SA’s fuel industry has undergone major changes over the past five years, which demands careful and rapid adjustment to the way it operates and is regulated. Failure to do so is what has repeatedly led to news about likely shortages of jet fuel at SA’s major airport hubs, OR Tambo and King Shaka.
This risk has been caused by the changes to licensing requirements brought about by the transformation of the country’s fuels industry. Since 2019, SA has become heavily dependent on imports of refined petroleum, which started to exceed crude oil imports towards the end of 2020. The gap has widened significantly since.
The changes have been brought about by the closure of refineries. Imports of refined petroleum have increased from more than R50bn in 2019 to more than R300bn in 2023, after peaking at R350bn in 2022, according to the latest Reserve Bank quarterly bulletin.
Data published by the department of mineral resources shows that imports of refined petroleum products reached almost 19-billion litres in 2023, compared with 13.2-billion litres of crude oil.
About half of SA’s refining capacity has been closed, leaving one coastal and two inland refineries, according to the SA Petroleum Industry Association.
“As a result, imports of refined petroleum products, especially petrol and diesel, have increased from 35% in the first quarter of 2020 to 61% in the third quarter of 2023. SA has therefore shifted from a refiner and exporter of petroleum products to a net importer.”
This change has been accompanied by a 39% drop in exports of petroleum products, mainly to Southern Africa, between 2021 and 2023, with diesel and fuel oils showing the largest declines.
Diesel accounted for 67% of refined petroleum imports by volume in 2023, according to the government data, and petrol 23%. India, Oman and the United Arab Emirates (UAE) are the biggest diesel suppliers to SA, each accounting for 20% by volume.
India is SA’s largest supplier of petrol (19%), followed by the UAE (18%) and Oman (10%). The UAE (32%) is the biggest supplier of jet fuel imports, followed by Saudi Arabia (12%), with Kuwait and Qatar at 8% each.
The inland region, including Gauteng (the country’s economic hub), accounts for 52% of petrol, diesel and kerosene (jet and illuminating fuel) demand, followed by KwaZulu-Natal (19%) and other coastal provinces (29%). The inland location of the country’s economic activity adds complexity to the logistics of managing imports of refined petroleum products.
Careful management
The nature of the petroleum industry’s activity serves as a reminder that economic change, both at industrial and national economic level, needs careful management. One major problem is regulatory, especially relating to the SA Revenue Service (Sars).

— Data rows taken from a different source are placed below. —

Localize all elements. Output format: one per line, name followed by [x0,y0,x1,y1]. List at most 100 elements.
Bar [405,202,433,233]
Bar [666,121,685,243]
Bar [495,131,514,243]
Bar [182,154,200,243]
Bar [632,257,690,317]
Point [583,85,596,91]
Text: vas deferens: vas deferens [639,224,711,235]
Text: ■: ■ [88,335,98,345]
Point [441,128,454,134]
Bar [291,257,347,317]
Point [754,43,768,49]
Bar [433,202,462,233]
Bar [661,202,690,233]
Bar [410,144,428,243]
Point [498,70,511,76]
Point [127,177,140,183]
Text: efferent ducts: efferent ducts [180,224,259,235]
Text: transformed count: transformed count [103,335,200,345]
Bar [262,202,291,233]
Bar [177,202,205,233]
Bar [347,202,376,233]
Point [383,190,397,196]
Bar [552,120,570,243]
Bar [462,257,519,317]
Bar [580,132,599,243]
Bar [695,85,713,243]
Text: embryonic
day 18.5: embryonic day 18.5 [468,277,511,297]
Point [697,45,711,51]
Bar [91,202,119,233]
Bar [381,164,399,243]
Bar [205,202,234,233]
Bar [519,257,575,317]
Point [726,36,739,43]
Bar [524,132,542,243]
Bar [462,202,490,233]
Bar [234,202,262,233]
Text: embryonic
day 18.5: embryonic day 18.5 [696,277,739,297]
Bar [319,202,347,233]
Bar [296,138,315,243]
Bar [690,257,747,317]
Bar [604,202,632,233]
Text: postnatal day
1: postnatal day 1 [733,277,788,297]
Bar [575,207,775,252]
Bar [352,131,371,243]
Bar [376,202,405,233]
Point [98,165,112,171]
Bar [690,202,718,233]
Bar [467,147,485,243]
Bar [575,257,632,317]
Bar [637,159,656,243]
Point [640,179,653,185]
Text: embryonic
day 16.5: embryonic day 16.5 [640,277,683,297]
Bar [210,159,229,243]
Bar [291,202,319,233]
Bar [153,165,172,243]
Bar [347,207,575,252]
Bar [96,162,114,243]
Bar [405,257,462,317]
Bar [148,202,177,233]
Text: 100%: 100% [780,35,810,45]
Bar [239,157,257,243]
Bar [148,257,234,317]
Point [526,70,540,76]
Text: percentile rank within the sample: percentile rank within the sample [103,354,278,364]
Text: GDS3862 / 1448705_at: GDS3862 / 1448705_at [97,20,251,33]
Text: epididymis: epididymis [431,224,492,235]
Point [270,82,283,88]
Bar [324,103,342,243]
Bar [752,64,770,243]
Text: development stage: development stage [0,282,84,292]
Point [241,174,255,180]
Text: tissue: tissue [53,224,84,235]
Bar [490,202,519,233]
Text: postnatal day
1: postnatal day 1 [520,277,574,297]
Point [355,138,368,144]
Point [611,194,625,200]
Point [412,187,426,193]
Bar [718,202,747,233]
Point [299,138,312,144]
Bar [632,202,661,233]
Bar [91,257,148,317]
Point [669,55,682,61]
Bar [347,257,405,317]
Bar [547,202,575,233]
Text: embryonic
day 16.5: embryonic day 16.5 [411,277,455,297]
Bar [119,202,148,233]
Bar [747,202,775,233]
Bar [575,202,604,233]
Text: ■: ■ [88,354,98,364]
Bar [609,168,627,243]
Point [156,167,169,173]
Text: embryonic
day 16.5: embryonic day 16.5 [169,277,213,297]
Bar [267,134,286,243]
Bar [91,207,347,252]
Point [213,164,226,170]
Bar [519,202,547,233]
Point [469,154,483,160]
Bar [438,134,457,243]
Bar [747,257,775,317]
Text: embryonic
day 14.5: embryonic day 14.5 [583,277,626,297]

Responding to media reports this month on the potential shortage of jet fuel at OR Tambo, Sars denied “dithering” in issuing licences to fuel companies. “The importation and movement of both aviation kerosene and illuminating kerosene is strictly governed by the Customs & Excise Act. It is the adherence to the provisions of the act that has proven difficult for the fuel industry.”
Sars explained that the jet fuel “shortage” had been brought about by the change in the industry — from local refining of crude oil to importing refined petroleum products. The shift from “a manufacturing-based model to an import model” meant licences that had been issued to refineries were no longer valid.
Sars later granted special kerosene import licences for a year “to allow parties to attend to the complexities involved in the process of deregistering refineries’ warehouses and registering storage facilities”.
Whether Sars is the culprit or the industry is to blame is moot. Either way, SA hasn’t managed the change from a petroleum industry that’s driven by domestic crude refining to one that relies heavily on imported petroleum products very well. Such a failure points to a weakness in the country’s ability to manage changes to economic activity. Such a weakness could be fatal, especially as the country navigates the transition from fossil to cleaner fuels.
The transition is complex because it involves far more than environmental considerations. It has social and economic implications, in particular because it will result in deep changes to the existing types of economic activity.
It will also create opportunities for new economic activity, or new ways of doing things. All this requires regulations to change or adapt to the new economic activity.
• Sikhakhane, a former spokesperson for the finance minister, National Treasury and SA Reserve Bank, is editor of The Conversation Africa. He writes in his personal capacity.